His answer actually made me laugh a little followed by a long grrrrrrrrrrrrr of frustration. This was not exactly what I was hoping for in terms of reassurance. I guess I’ll just have to deal with my stress this weekend and work on focusing on the positive. The problem is, I’m not really sure how to do that right now. I’m honestly feeling exhausted and defeated and like I just want to run away from everything. These past two weeks have been excruciatingly tiring and stressful. This IVF cycle like all past cycles is stressful, but we’ve also had to deal with buckets full of extremely stressful updates and screw-ups related to our house renovation/extension project.

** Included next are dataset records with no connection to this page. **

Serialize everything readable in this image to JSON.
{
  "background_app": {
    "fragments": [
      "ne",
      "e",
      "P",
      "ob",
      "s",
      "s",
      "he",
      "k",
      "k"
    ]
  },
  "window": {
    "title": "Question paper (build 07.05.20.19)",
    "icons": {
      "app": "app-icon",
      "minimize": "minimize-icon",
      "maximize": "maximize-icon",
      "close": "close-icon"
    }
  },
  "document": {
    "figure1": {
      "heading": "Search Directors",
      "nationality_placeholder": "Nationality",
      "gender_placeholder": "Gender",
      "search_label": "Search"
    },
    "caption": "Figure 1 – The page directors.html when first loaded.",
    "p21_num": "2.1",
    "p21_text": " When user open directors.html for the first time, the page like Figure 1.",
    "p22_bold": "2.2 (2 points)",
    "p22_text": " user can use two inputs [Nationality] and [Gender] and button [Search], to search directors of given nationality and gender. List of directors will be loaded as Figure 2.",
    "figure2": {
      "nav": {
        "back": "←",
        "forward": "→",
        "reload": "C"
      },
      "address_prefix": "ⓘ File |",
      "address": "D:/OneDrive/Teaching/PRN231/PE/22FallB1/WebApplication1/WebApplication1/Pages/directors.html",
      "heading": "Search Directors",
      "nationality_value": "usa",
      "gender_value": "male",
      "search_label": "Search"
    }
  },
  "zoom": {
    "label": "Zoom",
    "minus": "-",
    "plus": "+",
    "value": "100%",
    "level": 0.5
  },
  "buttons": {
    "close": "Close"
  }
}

We specifically hired an architect in order to minimize the stress of the project, but unfortunately working with him has created the opposite effect. I know that we are lucky to even have a house project, but I’m terrified of it turning into a massive heap of problems. And I really don’t want to have to deal with all of this right now on top of IVF.
I’m sorry for all of the complaining. It always feels better to put things down on paper (or the screen). I’m going to try to pull myself away from Dr. google and do something constructive. It really frustrates me how much time I can waste while worrying. Yoga for fertility and hypnotherapy here I come, please help me crawl out from this frustrating hole of worry and anxiety.